Rollover to Another 401k Plan
If your new employer offers a 401k plan, you may direct your previous employer's plan administrator to roll over eligible amounts to your new employer's plan. Funds included in a rollover to a new 401k plan are not subject to taxation or penalties, so you will not lose money by choosing this option. However, your new employer may impose a waiting period before you are eligible to participate in that employer's 401k plan. Check with your previous employer's plan administrator to make sure you can leave your money in your current plan until you are eligible for the new plan.
Rollover to an IRA
If you do not have another job, or your new employer does not offer a 401k plan, or you cannot leave funds in your old plan until your new employer's waiting period expires, you may roll your balance over to an Individual Retirement Agreement, or IRA instead.

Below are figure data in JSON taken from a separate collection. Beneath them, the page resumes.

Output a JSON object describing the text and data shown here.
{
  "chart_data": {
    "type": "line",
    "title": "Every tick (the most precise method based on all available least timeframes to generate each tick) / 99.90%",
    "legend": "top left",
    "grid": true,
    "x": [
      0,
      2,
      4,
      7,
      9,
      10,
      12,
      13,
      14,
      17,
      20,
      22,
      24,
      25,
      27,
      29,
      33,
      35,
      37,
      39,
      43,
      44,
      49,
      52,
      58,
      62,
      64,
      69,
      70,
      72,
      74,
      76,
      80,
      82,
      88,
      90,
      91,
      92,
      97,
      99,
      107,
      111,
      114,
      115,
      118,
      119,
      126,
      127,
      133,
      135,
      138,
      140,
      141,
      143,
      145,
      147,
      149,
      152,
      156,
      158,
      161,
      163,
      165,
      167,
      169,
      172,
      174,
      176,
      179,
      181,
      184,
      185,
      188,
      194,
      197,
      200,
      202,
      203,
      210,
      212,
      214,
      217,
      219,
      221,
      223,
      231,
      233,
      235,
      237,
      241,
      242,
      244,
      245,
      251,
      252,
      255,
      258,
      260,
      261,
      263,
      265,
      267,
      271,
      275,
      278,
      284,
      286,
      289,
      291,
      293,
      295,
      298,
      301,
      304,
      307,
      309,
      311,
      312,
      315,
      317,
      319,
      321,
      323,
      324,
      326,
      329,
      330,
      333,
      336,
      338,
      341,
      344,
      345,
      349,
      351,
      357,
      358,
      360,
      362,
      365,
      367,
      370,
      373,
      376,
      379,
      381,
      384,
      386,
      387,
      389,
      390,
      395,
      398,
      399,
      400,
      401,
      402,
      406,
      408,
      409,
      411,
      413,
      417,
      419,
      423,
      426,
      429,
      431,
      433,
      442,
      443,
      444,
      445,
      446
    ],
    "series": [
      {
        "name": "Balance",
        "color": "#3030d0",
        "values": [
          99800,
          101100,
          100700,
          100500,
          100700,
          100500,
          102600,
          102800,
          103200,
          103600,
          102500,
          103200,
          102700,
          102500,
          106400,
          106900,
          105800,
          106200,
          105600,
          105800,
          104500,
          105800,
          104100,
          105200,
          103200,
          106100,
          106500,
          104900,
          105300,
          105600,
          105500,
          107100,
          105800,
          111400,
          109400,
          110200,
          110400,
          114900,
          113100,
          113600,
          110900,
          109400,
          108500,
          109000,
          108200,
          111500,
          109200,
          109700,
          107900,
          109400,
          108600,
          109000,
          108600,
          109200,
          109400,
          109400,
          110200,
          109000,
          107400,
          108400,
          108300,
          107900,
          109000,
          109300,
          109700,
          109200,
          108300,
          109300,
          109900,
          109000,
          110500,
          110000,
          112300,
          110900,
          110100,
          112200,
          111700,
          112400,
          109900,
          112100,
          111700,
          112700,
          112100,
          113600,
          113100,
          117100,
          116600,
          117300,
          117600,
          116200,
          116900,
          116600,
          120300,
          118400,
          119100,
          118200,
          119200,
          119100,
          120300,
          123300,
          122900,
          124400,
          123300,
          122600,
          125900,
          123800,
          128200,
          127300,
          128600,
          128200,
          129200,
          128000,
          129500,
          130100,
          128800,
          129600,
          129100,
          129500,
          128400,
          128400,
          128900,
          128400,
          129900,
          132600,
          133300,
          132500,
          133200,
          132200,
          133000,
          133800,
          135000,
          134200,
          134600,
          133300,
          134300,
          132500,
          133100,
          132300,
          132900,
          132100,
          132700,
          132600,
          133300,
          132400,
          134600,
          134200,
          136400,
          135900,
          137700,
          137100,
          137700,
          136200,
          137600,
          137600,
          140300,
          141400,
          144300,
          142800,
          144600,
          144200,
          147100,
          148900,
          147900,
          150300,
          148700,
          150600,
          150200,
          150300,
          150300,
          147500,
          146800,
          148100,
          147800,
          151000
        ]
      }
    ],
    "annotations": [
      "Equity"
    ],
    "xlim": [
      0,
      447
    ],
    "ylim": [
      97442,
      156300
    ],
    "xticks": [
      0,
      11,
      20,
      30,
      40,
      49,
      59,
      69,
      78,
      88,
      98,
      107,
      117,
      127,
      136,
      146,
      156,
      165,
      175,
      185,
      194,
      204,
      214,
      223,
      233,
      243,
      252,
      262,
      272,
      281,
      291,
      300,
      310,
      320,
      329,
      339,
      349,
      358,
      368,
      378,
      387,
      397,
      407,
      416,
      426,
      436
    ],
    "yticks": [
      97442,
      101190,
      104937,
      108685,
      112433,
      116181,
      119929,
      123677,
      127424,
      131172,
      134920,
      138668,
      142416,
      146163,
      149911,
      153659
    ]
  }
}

If you move the funds to a traditional IRA account, you will not incur penalties or pay taxes on the rollover amount. However, you cannot rollover 401k funds directly into a Roth IRA -- you must roll it over into a traditional IRA first, and then convert the plan into a Roth IRA.
Whether you can leave your money in your previous employer's 401k plan depends on your account balance when you leave the job. If your account balance is less than $1,000, the employer may distribute the funds to you without your consent. The employer may roll over balances between $1,000 and $5,000 to an IRA if you do not tell them what you want to do with the money. If the vested balance is more than $5,000 and you are younger than 65 years of age, your previous employer must give you the option of leaving your money in the 401k plan until retirement. However, if you choose to leave the money in the 401k plan, you will not be able to make additional contributions.